Greensboro City Council voted 7-2 to approve a $751 million budget Tuesday that increases the property tax rate and raises pay for city employees.

Mayor Nancy Vaughan and Councilman Zack Matheny voted against the budget. Vaughan said she could not support the 4-cent property tax rate increase though she supported employees' pay increase. "My vote against the budget is certainly not a vote against them," she said.

The property tax rate increases to 67.25 cents per $100 in valuation. Water and sewer fees will also increase 8.5 percent.

Matheny said the salary raises for employees were a plus, but the tax rate is an additional burden for citizens. "That property tax is going to filter right down to the folks who are struggling to pay rent," he said.

Councilmembers roundly shared displeasure for the increases. But the city is facing many economic headwinds, said Councilwoman Tammi Thurm. "Cost of just doing business on a regular basis, like everywhere else, has gone up," she said.

The increase comes as the city sets out to shore up staff. The approved budget would set the base salary for police at $55,000 in September, up from $46,000. Minimum wage for city employees will also start at $18 an hour, said City Manager Taiwo Jaiyeoba. "It's not a visionary budget, it's a pragmatic budget," Jaiyeoba said. "It gets us some things that we need to do." 

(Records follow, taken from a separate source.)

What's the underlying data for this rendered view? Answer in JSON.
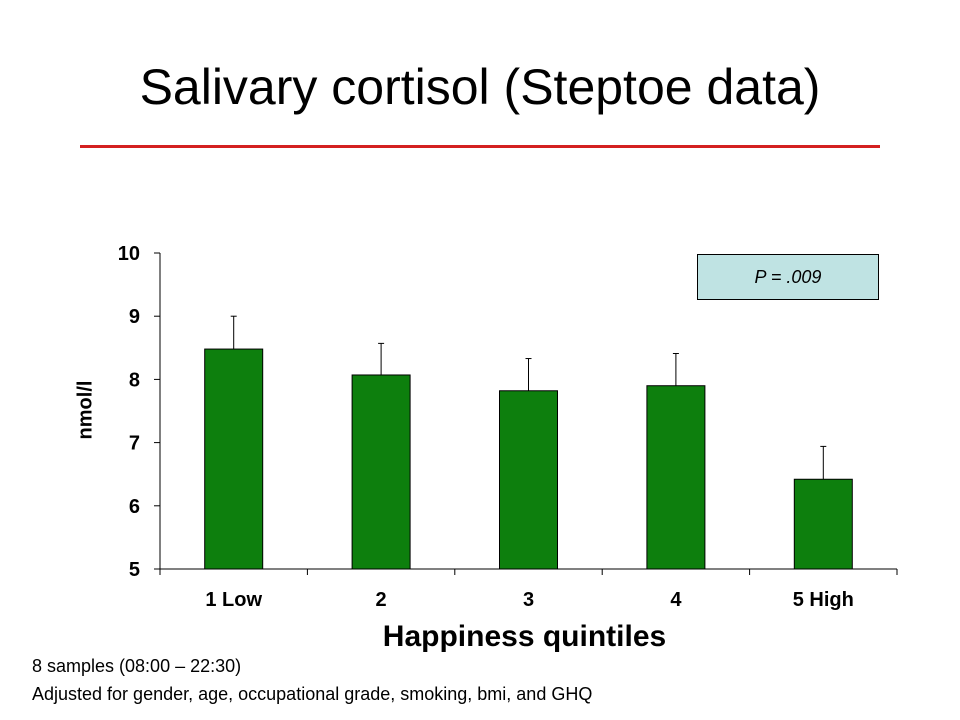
{
  "slide": {
    "title": "Salivary cortisol (Steptoe data)",
    "accent_color": "#d42020",
    "notes": [
      "8 samples (08:00 – 22:30)",
      "Adjusted for gender, age, occupational grade, smoking, bmi, and GHQ"
    ]
  },
  "chart_data": {
    "type": "bar",
    "title": "",
    "xlabel": "Happiness quintiles",
    "ylabel": "nmol/l",
    "categories": [
      "1 Low",
      "2",
      "3",
      "4",
      "5 High"
    ],
    "values": [
      8.48,
      8.07,
      7.82,
      7.9,
      6.42
    ],
    "error_upper": [
      9.0,
      8.57,
      8.33,
      8.41,
      6.94
    ],
    "ylim": [
      5,
      10
    ],
    "yticks": [
      5,
      6,
      7,
      8,
      9,
      10
    ],
    "bar_color": "#0d7f0d",
    "grid": false,
    "annotation": {
      "text": "P = .009",
      "placement": "top-right",
      "fill": "#bfe3e3"
    }
  }
}
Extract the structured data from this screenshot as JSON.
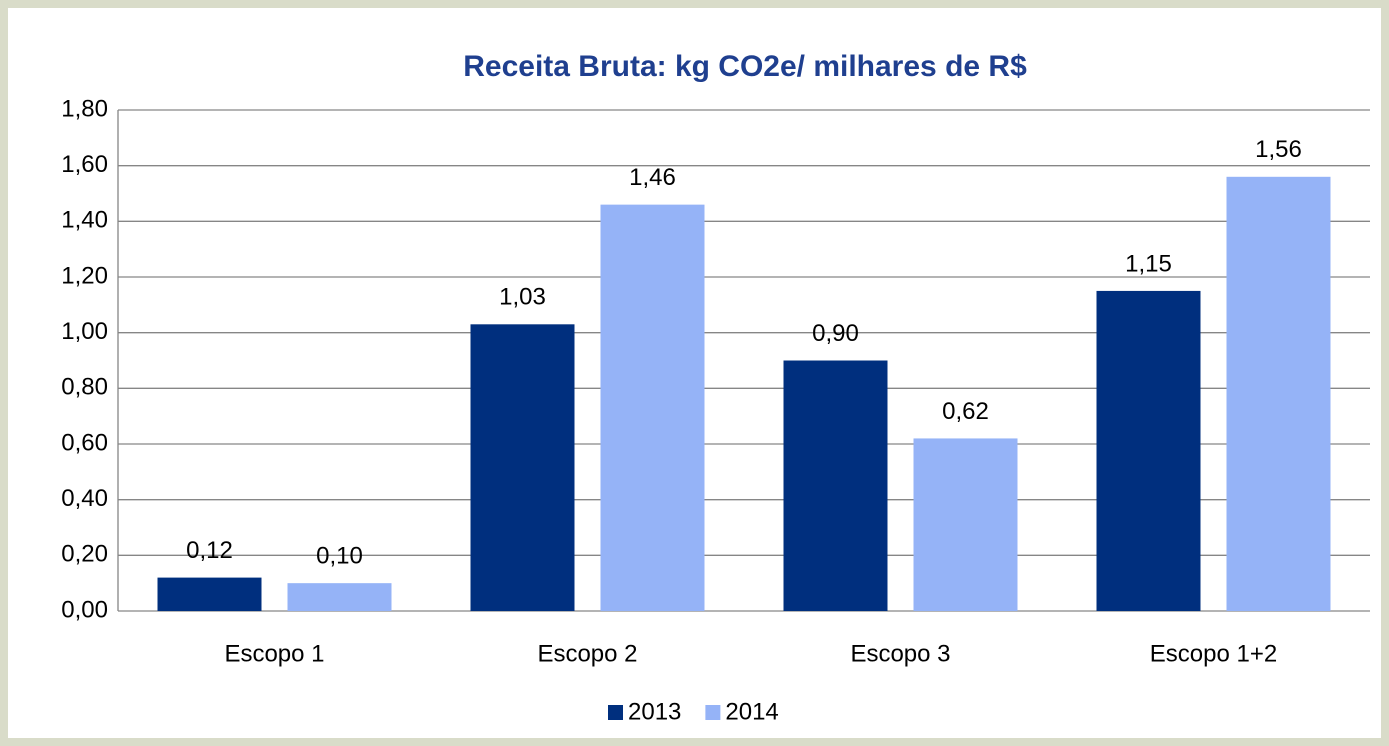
{
  "chart_data": {
    "type": "bar",
    "title": "Receita Bruta: kg CO2e/ milhares de R$",
    "categories": [
      "Escopo 1",
      "Escopo 2",
      "Escopo 3",
      "Escopo 1+2"
    ],
    "series": [
      {
        "name": "2013",
        "color": "#002f7e",
        "values": [
          0.12,
          1.03,
          0.9,
          1.15
        ],
        "value_labels": [
          "0,12",
          "1,03",
          "0,90",
          "1,15"
        ]
      },
      {
        "name": "2014",
        "color": "#95b3f7",
        "values": [
          0.1,
          1.46,
          0.62,
          1.56
        ],
        "value_labels": [
          "0,10",
          "1,46",
          "0,62",
          "1,56"
        ]
      }
    ],
    "ylim": [
      0,
      1.8
    ],
    "yticks": [
      {
        "value": 0,
        "label": "0,00"
      },
      {
        "value": 0.2,
        "label": "0,20"
      },
      {
        "value": 0.4,
        "label": "0,40"
      },
      {
        "value": 0.6,
        "label": "0,60"
      },
      {
        "value": 0.8,
        "label": "0,80"
      },
      {
        "value": 1.0,
        "label": "1,00"
      },
      {
        "value": 1.2,
        "label": "1,20"
      },
      {
        "value": 1.4,
        "label": "1,40"
      },
      {
        "value": 1.6,
        "label": "1,60"
      },
      {
        "value": 1.8,
        "label": "1,80"
      }
    ],
    "grid": true,
    "legend": "bottom"
  }
}
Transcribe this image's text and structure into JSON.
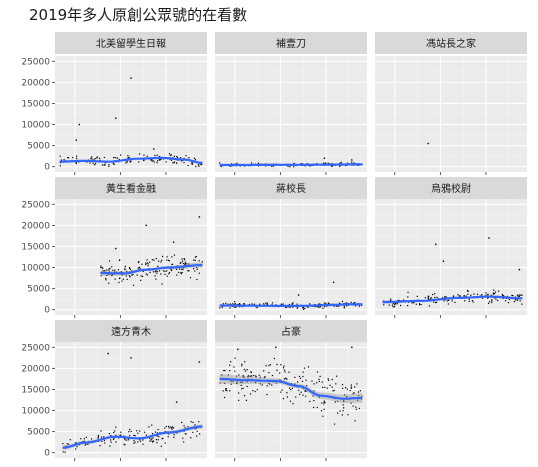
{
  "chart_data": {
    "type": "scatter",
    "title": "2019年多人原創公眾號的在看數",
    "xlabel": "",
    "ylabel": "",
    "ylim": [
      -1250,
      26250
    ],
    "yticks": [
      0,
      5000,
      10000,
      15000,
      20000,
      25000
    ],
    "ytick_labels": [
      "0",
      "5000",
      "10000",
      "15000",
      "20000",
      "25000"
    ],
    "xlim": [
      0,
      1
    ],
    "xticks": [
      0.13,
      0.43,
      0.73
    ],
    "layout": "facet_wrap 3 columns",
    "colors": {
      "panel_bg": "#ebebeb",
      "grid_major": "#ffffff",
      "strip_bg": "#d9d9d9",
      "points": "#000000",
      "smooth_line": "#3366ff",
      "smooth_band": "#999999"
    },
    "facets": [
      {
        "name": "北美留學生日報",
        "x_range": [
          0.03,
          0.97
        ],
        "n_points": 140,
        "smooth": [
          [
            0.03,
            1200
          ],
          [
            0.2,
            1400
          ],
          [
            0.35,
            1200
          ],
          [
            0.55,
            1900
          ],
          [
            0.7,
            2100
          ],
          [
            0.85,
            1700
          ],
          [
            0.97,
            900
          ]
        ],
        "spread": 1000,
        "outliers": [
          [
            0.16,
            10000
          ],
          [
            0.14,
            6300
          ],
          [
            0.5,
            21000
          ],
          [
            0.4,
            11500
          ],
          [
            0.65,
            4200
          ]
        ]
      },
      {
        "name": "補壹刀",
        "x_range": [
          0.03,
          0.97
        ],
        "n_points": 180,
        "smooth": [
          [
            0.03,
            400
          ],
          [
            0.5,
            450
          ],
          [
            0.97,
            550
          ]
        ],
        "spread": 300,
        "outliers": [
          [
            0.72,
            2000
          ],
          [
            0.9,
            1600
          ]
        ]
      },
      {
        "name": "馮站長之家",
        "x_range": [
          0.35,
          0.36
        ],
        "n_points": 0,
        "smooth": [],
        "spread": 0,
        "outliers": [
          [
            0.35,
            5500
          ]
        ]
      },
      {
        "name": "黃生看金融",
        "x_range": [
          0.3,
          0.97
        ],
        "n_points": 180,
        "smooth": [
          [
            0.3,
            8700
          ],
          [
            0.45,
            8600
          ],
          [
            0.6,
            9500
          ],
          [
            0.75,
            10000
          ],
          [
            0.97,
            10600
          ]
        ],
        "spread": 2200,
        "outliers": [
          [
            0.95,
            22000
          ],
          [
            0.78,
            16000
          ],
          [
            0.6,
            20000
          ],
          [
            0.4,
            14500
          ]
        ]
      },
      {
        "name": "蔣校長",
        "x_range": [
          0.03,
          0.97
        ],
        "n_points": 190,
        "smooth": [
          [
            0.03,
            1000
          ],
          [
            0.5,
            900
          ],
          [
            0.97,
            1300
          ]
        ],
        "spread": 500,
        "outliers": [
          [
            0.78,
            6500
          ],
          [
            0.55,
            3500
          ]
        ]
      },
      {
        "name": "烏鴉校尉",
        "x_range": [
          0.05,
          0.97
        ],
        "n_points": 170,
        "smooth": [
          [
            0.05,
            1800
          ],
          [
            0.3,
            2100
          ],
          [
            0.55,
            2800
          ],
          [
            0.75,
            3100
          ],
          [
            0.97,
            2700
          ]
        ],
        "spread": 1100,
        "outliers": [
          [
            0.4,
            15500
          ],
          [
            0.45,
            11500
          ],
          [
            0.75,
            17000
          ],
          [
            0.95,
            9500
          ]
        ]
      },
      {
        "name": "遠方青木",
        "x_range": [
          0.05,
          0.97
        ],
        "n_points": 160,
        "smooth": [
          [
            0.05,
            1200
          ],
          [
            0.2,
            2400
          ],
          [
            0.4,
            3800
          ],
          [
            0.55,
            3400
          ],
          [
            0.75,
            4800
          ],
          [
            0.97,
            6200
          ]
        ],
        "spread": 1800,
        "outliers": [
          [
            0.35,
            23500
          ],
          [
            0.5,
            22500
          ],
          [
            0.95,
            21500
          ],
          [
            0.8,
            12000
          ]
        ]
      },
      {
        "name": "占豪",
        "x_range": [
          0.03,
          0.97
        ],
        "n_points": 220,
        "smooth": [
          [
            0.03,
            17500
          ],
          [
            0.2,
            17200
          ],
          [
            0.4,
            17000
          ],
          [
            0.55,
            15800
          ],
          [
            0.7,
            13500
          ],
          [
            0.85,
            12800
          ],
          [
            0.97,
            13000
          ]
        ],
        "spread": 4000,
        "outliers": [
          [
            0.15,
            24500
          ],
          [
            0.4,
            25000
          ],
          [
            0.9,
            25000
          ]
        ]
      }
    ]
  }
}
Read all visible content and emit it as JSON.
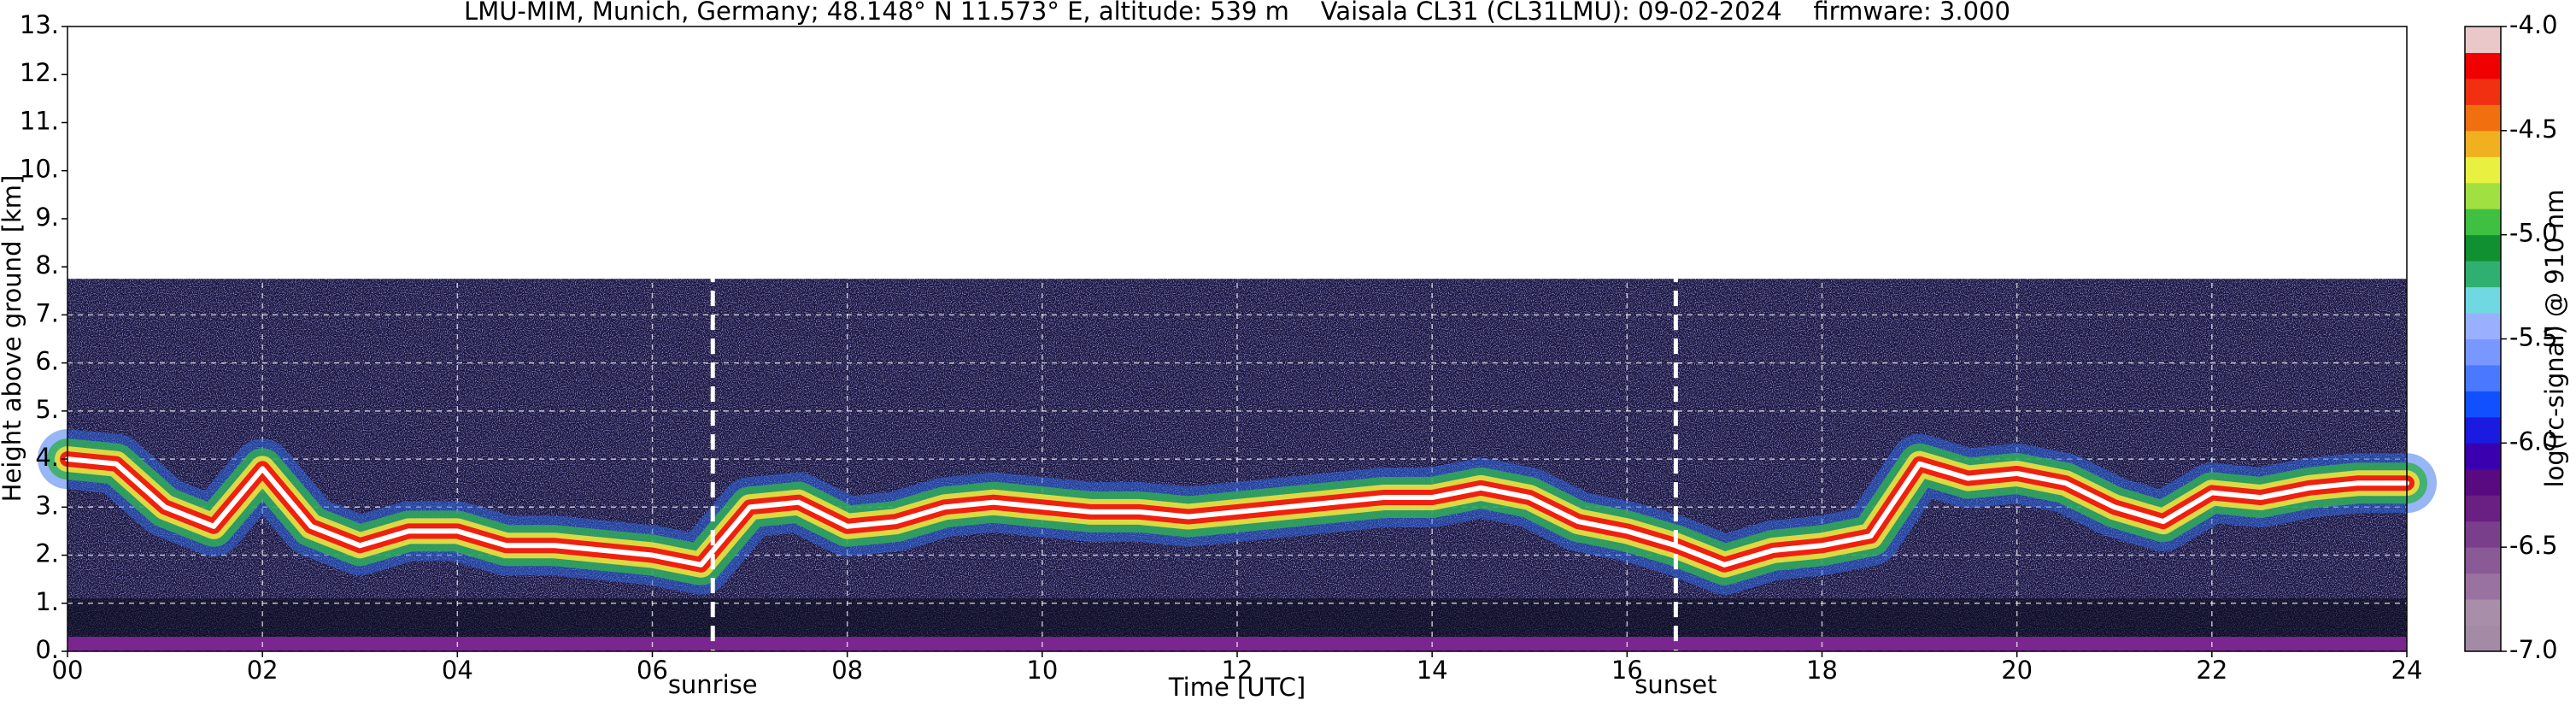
{
  "chart_data": {
    "type": "ceilometer",
    "title": "LMU-MIM, Munich, Germany; 48.148° N 11.573° E, altitude: 539 m    Vaisala CL31 (CL31LMU): 09-02-2024    firmware: 3.000",
    "xlabel": "Time [UTC]",
    "ylabel": "Height above ground [km]",
    "xlim": [
      0,
      24
    ],
    "xticks": [
      {
        "value": 0,
        "label": "00"
      },
      {
        "value": 2,
        "label": "02"
      },
      {
        "value": 4,
        "label": "04"
      },
      {
        "value": 6,
        "label": "06"
      },
      {
        "value": 8,
        "label": "08"
      },
      10,
      12,
      14,
      16,
      18,
      20,
      22,
      24
    ],
    "ylim": [
      0,
      13
    ],
    "yticks": [
      {
        "value": 0,
        "label": "0."
      },
      {
        "value": 1,
        "label": "1."
      },
      {
        "value": 2,
        "label": "2."
      },
      {
        "value": 3,
        "label": "3."
      },
      {
        "value": 4,
        "label": "4."
      },
      {
        "value": 5,
        "label": "5."
      },
      {
        "value": 6,
        "label": "6."
      },
      {
        "value": 7,
        "label": "7."
      },
      {
        "value": 8,
        "label": "8."
      },
      {
        "value": 9,
        "label": "9."
      },
      {
        "value": 10,
        "label": "10."
      },
      {
        "value": 11,
        "label": "11."
      },
      {
        "value": 12,
        "label": "12."
      },
      {
        "value": 13,
        "label": "13."
      }
    ],
    "grid": true,
    "x": [
      0,
      0.5,
      1,
      1.5,
      2,
      2.5,
      3,
      3.5,
      4,
      4.5,
      5,
      5.5,
      6,
      6.5,
      7,
      7.5,
      8,
      8.5,
      9,
      9.5,
      10,
      10.5,
      11,
      11.5,
      12,
      12.5,
      13,
      13.5,
      14,
      14.5,
      15,
      15.5,
      16,
      16.5,
      17,
      17.5,
      18,
      18.5,
      19,
      19.5,
      20,
      20.5,
      21,
      21.5,
      22,
      22.5,
      23,
      23.5,
      24
    ],
    "values": [
      4.0,
      3.9,
      3.0,
      2.6,
      3.8,
      2.6,
      2.2,
      2.5,
      2.5,
      2.2,
      2.2,
      2.1,
      2.0,
      1.8,
      3.0,
      3.1,
      2.6,
      2.7,
      3.0,
      3.1,
      3.0,
      2.9,
      2.9,
      2.8,
      2.9,
      3.0,
      3.1,
      3.2,
      3.2,
      3.4,
      3.2,
      2.7,
      2.5,
      2.2,
      1.8,
      2.1,
      2.2,
      2.4,
      3.9,
      3.6,
      3.7,
      3.5,
      3.0,
      2.7,
      3.3,
      3.2,
      3.4,
      3.5,
      3.5
    ],
    "annotations": [
      {
        "x": 6.62,
        "label": "sunrise"
      },
      {
        "x": 16.5,
        "label": "sunset"
      }
    ],
    "colorbar": {
      "label": "log(rc-signal) @ 910 nm",
      "lim": [
        -7,
        -4
      ],
      "ticks": [
        {
          "value": -4,
          "label": "-4.0"
        },
        -4.5,
        {
          "value": -5,
          "label": "-5.0"
        },
        -5.5,
        {
          "value": -6,
          "label": "-6.0"
        },
        -6.5,
        {
          "value": -7,
          "label": "-7.0"
        }
      ],
      "colors": [
        "#a38aa5",
        "#a98ea9",
        "#9a72a0",
        "#8a5a96",
        "#7a3f8a",
        "#6a1f82",
        "#5a0a80",
        "#3a00b0",
        "#1a1ae0",
        "#1050ff",
        "#4a78ff",
        "#7898ff",
        "#98b0ff",
        "#70d8e0",
        "#30b070",
        "#109030",
        "#40c040",
        "#a0e040",
        "#e8f040",
        "#f0b020",
        "#f07010",
        "#f03010",
        "#f00000",
        "#e8c8c8"
      ]
    }
  }
}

Councilmember Marikay Abuzuaiter said she opposed the tax rate increase but voted in support because of community safety, noting that the city's police salaries were not up to market rate.

Last year, 37 officers resigned, she said. This year, another 21 followed, including veteran officers who left for police departments with higher pay, she noted. "We've got to do something to fix it," she said. "This is a first step."

The budget fiscal year for 2023-2024 begins July 1.